Свезли рожь, принялись за пшеницу. Три косца переходили с участка на участок. Костя бегал за Игнатом. Гурген возил снопы. На Гургена косцы поглядывали косо: он был силен и мог бы нести тяготу наравне с ними, они считали, что работали на него, между тем как с них уже было достаточно и Костиной доли, которую тоже как бы несли они. Но если Косте его слабость прощалась, а сам он был почтителен и признавал косцовское превосходство, то с Гургеном, посматривавшим на них свысока, бывали ссоры. Намеки на дармоедство обижали Гургена, он говорил, что, если бы Альфонс назначил его косить, он стал бы косить, он даже просил об этом Альфонса, который ответил, что не находит это нужным. И хотя дело, таким образом, не зависело от Гургена, обвинения в захребетничестве остались и портили ему кровь. Он платил косцам взглядами свысока и тайным недружелюбием.
— Альфонс рад, что нашел дураков… — сказал он однажды Косте, кивая на косцов. — У него в сарае есть жнейка. Он ее бережет. Зачем ее портить, зачем гонять лошадей, когда есть три болвана, которые будут потеть с утра до ночи?

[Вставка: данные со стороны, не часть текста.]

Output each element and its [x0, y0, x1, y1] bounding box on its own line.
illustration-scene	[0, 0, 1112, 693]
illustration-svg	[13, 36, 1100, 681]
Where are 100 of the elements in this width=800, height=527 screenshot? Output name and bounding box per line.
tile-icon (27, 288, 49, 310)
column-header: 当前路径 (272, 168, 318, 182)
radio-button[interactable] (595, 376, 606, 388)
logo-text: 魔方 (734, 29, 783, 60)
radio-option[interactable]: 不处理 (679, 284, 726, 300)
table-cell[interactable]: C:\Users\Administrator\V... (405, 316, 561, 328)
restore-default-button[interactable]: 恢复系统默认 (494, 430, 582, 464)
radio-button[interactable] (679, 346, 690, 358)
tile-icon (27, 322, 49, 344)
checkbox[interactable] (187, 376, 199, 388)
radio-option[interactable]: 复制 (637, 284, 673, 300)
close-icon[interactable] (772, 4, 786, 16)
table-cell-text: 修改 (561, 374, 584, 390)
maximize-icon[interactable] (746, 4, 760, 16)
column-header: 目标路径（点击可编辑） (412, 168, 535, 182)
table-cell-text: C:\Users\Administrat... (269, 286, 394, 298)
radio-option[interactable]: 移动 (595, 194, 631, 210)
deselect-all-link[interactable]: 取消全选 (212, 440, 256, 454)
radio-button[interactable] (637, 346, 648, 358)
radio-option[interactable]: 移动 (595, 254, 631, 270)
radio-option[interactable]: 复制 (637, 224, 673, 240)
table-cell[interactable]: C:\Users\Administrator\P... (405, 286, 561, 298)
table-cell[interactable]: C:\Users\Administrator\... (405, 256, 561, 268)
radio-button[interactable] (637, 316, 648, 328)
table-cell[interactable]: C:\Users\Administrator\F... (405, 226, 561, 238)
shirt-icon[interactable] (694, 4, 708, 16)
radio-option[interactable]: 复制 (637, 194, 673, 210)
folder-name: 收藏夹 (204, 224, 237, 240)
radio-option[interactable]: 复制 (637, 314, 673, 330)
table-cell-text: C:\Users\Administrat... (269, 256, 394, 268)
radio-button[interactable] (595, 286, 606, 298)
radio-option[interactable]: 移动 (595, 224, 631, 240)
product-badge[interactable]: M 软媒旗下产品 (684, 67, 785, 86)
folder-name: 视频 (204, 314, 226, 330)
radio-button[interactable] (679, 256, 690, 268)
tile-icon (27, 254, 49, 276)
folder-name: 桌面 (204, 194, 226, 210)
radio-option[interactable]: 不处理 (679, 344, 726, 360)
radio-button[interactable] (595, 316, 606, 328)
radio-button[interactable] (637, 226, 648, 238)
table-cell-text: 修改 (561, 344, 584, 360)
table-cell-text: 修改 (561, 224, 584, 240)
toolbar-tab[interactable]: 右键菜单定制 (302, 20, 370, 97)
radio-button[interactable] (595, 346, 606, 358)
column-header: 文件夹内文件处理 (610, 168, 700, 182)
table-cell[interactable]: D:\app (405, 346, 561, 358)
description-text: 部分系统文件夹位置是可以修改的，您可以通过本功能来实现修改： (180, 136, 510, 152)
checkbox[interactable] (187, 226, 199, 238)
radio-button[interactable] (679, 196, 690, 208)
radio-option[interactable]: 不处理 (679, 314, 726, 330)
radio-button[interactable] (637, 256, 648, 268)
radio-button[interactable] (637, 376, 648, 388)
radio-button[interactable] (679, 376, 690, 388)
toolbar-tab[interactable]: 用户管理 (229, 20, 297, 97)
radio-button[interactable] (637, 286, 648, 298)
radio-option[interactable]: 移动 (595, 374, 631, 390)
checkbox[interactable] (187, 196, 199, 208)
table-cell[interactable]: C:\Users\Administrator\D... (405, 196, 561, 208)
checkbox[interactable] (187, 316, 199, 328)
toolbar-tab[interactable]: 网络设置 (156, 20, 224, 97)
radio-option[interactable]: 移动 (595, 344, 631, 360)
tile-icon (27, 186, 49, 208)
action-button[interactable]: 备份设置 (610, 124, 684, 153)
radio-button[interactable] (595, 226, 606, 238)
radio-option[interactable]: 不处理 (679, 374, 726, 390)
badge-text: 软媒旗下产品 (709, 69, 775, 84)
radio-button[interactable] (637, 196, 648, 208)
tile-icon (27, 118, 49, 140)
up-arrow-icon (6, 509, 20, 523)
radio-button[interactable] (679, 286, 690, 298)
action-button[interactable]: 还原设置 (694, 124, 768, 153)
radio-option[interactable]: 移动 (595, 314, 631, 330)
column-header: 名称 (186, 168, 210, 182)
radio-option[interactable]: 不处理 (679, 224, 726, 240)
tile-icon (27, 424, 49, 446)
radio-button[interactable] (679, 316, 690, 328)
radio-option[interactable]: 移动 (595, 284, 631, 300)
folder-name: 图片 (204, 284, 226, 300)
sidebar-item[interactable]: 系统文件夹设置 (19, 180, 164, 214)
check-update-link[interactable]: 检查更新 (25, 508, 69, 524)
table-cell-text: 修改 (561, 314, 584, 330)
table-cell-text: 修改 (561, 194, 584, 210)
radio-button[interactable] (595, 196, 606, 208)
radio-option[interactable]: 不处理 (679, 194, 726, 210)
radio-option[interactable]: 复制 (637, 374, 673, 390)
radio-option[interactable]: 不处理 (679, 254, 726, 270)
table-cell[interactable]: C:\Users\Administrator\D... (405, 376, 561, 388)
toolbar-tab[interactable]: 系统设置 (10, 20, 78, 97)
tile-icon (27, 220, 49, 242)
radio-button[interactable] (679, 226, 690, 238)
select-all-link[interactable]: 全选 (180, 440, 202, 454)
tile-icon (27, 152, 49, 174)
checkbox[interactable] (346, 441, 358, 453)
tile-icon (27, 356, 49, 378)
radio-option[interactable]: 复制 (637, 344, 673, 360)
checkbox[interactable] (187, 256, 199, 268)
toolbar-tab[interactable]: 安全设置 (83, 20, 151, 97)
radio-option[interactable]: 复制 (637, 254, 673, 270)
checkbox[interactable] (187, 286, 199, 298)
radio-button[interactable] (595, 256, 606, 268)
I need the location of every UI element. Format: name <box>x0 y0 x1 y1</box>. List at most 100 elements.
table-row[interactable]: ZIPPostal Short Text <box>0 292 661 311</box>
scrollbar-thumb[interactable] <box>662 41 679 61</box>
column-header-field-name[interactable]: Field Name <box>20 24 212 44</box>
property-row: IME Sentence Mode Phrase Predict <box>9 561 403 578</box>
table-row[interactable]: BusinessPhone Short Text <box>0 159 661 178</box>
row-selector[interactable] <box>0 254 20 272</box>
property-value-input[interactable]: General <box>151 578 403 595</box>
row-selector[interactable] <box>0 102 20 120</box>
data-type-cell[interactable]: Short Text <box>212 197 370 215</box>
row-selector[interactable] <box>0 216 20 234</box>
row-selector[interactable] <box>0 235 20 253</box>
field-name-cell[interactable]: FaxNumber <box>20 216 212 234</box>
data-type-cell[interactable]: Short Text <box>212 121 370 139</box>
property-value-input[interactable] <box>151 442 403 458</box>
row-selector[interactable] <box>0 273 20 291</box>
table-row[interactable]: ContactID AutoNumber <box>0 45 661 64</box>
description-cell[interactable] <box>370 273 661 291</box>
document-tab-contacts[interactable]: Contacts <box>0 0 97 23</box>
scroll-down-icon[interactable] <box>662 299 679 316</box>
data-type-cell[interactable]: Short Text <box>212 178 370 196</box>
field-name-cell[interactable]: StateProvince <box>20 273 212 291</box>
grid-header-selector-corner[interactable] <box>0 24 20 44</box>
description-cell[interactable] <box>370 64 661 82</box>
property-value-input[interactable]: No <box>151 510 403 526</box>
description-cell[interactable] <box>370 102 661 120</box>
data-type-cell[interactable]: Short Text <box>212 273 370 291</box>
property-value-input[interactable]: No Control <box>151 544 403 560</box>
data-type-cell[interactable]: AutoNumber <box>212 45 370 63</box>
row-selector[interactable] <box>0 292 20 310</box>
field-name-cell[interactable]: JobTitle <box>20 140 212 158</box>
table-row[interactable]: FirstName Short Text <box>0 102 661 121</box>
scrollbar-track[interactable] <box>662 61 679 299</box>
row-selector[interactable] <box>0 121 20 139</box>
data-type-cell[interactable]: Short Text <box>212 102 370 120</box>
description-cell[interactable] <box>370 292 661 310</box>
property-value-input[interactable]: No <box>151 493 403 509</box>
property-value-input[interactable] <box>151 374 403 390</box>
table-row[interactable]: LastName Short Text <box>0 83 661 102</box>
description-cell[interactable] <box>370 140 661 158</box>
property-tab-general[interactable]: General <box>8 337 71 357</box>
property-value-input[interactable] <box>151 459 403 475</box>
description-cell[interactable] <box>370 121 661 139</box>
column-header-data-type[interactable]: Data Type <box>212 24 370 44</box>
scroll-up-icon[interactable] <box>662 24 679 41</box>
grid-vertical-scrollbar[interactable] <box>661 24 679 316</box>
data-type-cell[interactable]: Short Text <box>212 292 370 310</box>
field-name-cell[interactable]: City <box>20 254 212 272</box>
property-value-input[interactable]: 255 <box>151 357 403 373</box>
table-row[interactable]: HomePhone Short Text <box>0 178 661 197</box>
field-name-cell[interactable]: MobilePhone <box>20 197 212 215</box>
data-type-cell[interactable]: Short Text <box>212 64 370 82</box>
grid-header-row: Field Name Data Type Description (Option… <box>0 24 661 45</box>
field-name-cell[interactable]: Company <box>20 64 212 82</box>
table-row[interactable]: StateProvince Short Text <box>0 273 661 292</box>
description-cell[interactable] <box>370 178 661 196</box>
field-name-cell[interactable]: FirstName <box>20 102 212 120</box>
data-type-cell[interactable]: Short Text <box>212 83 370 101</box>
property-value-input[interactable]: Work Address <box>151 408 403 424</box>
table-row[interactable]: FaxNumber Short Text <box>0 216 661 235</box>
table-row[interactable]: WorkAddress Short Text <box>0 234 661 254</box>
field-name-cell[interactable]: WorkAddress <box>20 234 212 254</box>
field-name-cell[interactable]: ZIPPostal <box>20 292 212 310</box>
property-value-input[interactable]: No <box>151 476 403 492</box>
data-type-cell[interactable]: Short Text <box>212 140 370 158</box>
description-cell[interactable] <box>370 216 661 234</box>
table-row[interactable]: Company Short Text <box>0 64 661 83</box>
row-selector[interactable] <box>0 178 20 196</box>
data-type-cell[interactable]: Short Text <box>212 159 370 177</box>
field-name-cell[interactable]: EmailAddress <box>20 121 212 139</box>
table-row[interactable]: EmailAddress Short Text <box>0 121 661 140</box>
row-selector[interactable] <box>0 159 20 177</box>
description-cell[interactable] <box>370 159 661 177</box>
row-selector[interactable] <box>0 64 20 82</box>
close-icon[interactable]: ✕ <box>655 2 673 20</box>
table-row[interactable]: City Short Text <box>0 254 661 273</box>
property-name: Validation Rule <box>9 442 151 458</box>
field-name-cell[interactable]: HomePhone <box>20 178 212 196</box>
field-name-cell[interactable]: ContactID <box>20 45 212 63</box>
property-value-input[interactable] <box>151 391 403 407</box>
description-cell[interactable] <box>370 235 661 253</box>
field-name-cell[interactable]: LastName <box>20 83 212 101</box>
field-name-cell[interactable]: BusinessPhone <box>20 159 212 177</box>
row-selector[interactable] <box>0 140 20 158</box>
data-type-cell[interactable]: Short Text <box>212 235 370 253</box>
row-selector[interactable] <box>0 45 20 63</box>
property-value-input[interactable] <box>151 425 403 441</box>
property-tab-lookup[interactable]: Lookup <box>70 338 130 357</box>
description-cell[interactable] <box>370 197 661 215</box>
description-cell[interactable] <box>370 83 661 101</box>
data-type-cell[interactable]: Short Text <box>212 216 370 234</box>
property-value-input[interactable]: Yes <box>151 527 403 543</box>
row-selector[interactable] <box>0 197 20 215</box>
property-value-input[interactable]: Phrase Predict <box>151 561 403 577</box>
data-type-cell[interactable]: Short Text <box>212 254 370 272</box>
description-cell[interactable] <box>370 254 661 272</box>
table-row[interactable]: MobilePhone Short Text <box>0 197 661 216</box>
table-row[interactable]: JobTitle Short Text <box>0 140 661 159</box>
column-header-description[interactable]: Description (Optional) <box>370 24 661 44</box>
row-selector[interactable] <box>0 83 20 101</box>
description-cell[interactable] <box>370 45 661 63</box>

Пусть стараются: и машина цела, и соломы больше…
То же самое, но в совершенно другом тоне, он повторил в лицо косцам, он как бы изобличал перед ними Альфонсову скупость, но даже голого упоминания о совершенно исправной жнейке, которая стоит в сарае в то время, когда три косца выбиваются из сил, было достаточно, чтобы началась ссора, во время которой Никита даже поднял над головой Гургена косу.
— Чтобы попугать, — минуту спустя сказал он Косте, встревоженному таким оборотом дела. — От него вредный дух.
Между тем Гурген с тех пор стал серьезно опасаться за свою жизнь.
Игнат отбесился, вошел в норму, все с ним, казалось, обстояло благополучно, и все-таки в праздники, сидя в казарме под замком, он не скрывал тоски и, не садясь за очко, валялся на нарах, глядя мимо людей, как больной. Или развязывал сумку, разворачивал старую посылку из России — пермские сухари с черемухой, перекладывал их, отделял целое от крошева, крошево съедал, остальное завязывал. Над сумкой подолгу задумывался, грустил. Утешало его, в конце концов, то же очко и в самом вечеру надрывное фальцетное пение:
Ехали солдаты
Со службы домой…
На плечах погоны,
На грудях кресты…
Игнат думал о доме. Не представлял себе иного возвращения домой, как в погонах и с крестами. Не допускал, чтобы с погонами и крестами когда-либо что-либо случилось. И хотя в команду дважды в неделю приходила из Берлина газета для пленных на русском языке, где в это время как раз сообщалось, что низложенного царя перевезли в Тобольск и что Керенский, подготавливающий наступление, издал приказ об аресте государственного преступника Ленина, — читали эту газету из команды один-двое, да и те считали, что это пишется немцами нарочно. Летом было не до газет, не хватало времени и на очко.
На пшенице с Игнатом пошло хуже: он заболел, испортил нутро, не мог есть.
По утрам, выезжая за клевером, он бросал косу, валился лицом в землю, отлеживался. Никита и Матвей набивали фуру без него. На пшенице становился в ряд, входил понемногу в работу, в перерывах снова валясь лицом вниз. Однако конвойному о болезни не заявлял: совестно было бросать товарищей, и, кроме того, болезни без температуры в тридцать восемь градусов все равно не признавались.